“What is all this practice for? What are we trying to achieve in our Dhamma practice?” On Sunday 11 June, Bro. Tan led Nalandians on an investigation of the essentials of Dhamma practice – to maintain purity, simplicity, and seclusion.
Bro. Tan quoted “Simile of the Cloth” (from Vatthupama Sutta, MN 7) to describe the need to free the mind from impurities. Suppose a clean piece of cloth was dipped in coloured dye, it would look well-dyed and pure in colour. Similarly, when the mind is undefiled by impurities such as covetousness, ill-will, and conceit, wholesome purity may be expected.
When we speak of purity, we refer to purification of bodily, verbal and mental conducts. This purity extends to our subtlest intentions. Our conducts are gradually purified through practising precepts, maintaining sense restraint, observing Right Livelihood, and proper using requisites in life.
Purity is achieved when defilements are destroyed with wise attention. When one attends wisely, unarisen defilements do not arise, and arisen defilements are abandoned.

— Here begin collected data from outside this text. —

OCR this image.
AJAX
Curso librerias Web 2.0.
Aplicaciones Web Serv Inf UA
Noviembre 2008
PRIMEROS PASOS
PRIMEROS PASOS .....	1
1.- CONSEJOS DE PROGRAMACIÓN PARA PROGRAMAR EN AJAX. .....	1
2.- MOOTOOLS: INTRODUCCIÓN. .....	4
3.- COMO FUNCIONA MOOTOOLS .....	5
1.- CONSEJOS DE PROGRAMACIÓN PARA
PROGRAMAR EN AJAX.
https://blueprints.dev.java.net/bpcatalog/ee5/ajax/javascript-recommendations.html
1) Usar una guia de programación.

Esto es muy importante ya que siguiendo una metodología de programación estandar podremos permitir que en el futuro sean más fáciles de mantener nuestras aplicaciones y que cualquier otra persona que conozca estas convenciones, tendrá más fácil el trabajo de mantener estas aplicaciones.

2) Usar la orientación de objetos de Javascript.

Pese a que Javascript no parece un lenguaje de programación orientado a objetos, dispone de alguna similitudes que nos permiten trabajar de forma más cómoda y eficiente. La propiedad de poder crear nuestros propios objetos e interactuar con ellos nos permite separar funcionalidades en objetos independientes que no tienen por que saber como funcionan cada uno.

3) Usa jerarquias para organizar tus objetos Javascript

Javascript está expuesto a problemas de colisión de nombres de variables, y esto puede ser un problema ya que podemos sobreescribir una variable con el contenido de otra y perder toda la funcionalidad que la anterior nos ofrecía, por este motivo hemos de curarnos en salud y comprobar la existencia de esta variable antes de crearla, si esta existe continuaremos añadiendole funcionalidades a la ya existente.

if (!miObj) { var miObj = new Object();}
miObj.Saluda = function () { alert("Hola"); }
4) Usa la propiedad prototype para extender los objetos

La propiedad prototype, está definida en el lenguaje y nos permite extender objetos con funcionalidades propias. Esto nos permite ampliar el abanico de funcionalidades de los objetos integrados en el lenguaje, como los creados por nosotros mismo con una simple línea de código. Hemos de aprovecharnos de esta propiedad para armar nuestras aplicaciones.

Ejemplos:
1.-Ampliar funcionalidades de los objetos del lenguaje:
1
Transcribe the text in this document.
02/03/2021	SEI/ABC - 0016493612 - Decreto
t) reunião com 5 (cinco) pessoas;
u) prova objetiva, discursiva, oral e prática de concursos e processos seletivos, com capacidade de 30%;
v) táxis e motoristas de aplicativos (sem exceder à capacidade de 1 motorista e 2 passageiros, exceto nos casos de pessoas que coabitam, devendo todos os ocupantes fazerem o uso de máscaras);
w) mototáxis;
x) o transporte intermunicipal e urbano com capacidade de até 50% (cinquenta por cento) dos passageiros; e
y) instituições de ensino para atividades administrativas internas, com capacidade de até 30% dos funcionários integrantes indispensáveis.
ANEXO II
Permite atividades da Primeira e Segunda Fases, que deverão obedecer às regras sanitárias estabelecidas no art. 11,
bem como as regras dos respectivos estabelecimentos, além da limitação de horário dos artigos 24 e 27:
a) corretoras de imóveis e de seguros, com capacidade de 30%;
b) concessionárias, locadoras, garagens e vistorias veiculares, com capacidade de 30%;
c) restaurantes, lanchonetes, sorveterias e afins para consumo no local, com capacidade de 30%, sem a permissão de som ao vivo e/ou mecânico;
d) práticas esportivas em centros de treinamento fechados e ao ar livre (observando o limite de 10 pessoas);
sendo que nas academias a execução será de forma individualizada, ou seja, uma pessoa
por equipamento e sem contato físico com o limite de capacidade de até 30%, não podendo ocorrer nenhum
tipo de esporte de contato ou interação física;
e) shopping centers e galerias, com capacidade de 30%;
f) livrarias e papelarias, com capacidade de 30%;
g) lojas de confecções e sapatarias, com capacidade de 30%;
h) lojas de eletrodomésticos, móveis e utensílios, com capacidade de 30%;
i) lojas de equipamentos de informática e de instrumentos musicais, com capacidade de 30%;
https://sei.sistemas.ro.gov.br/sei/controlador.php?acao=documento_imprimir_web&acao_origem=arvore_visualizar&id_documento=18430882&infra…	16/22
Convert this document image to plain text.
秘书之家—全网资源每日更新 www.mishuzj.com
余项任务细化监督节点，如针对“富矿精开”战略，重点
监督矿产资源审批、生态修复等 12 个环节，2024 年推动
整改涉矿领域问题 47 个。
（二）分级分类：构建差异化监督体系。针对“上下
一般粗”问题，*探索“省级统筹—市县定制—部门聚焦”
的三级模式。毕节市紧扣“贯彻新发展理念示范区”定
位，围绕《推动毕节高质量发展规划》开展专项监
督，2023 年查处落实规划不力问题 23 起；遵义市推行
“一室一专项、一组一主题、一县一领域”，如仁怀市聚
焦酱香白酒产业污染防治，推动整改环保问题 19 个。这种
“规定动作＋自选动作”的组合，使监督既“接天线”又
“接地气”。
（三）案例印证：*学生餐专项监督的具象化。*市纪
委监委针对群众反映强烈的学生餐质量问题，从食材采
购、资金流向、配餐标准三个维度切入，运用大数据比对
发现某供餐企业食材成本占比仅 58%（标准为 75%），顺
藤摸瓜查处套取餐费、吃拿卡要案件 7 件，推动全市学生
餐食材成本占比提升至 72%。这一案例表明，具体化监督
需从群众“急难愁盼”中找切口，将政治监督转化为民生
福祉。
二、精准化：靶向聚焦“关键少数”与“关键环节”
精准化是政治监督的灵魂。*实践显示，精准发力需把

For example, an individual who have just taken his meal, upon encountering his favourite food, may be filled with craving. But by applying wise attention, he abandons the craving by contemplating the true nature of impermanence in the food, taste, and sensual pleasures. Without this wise attention, defilements will take control of him.
Bro. Tan urged Nalandians to live by the Four Principles of Living in order to maintain purity in our Dhamma practice. We are grateful to him for sharing with us the essentials of Dhamma practice. May we strive on heedfully and purposefully. Sadhu anumodana!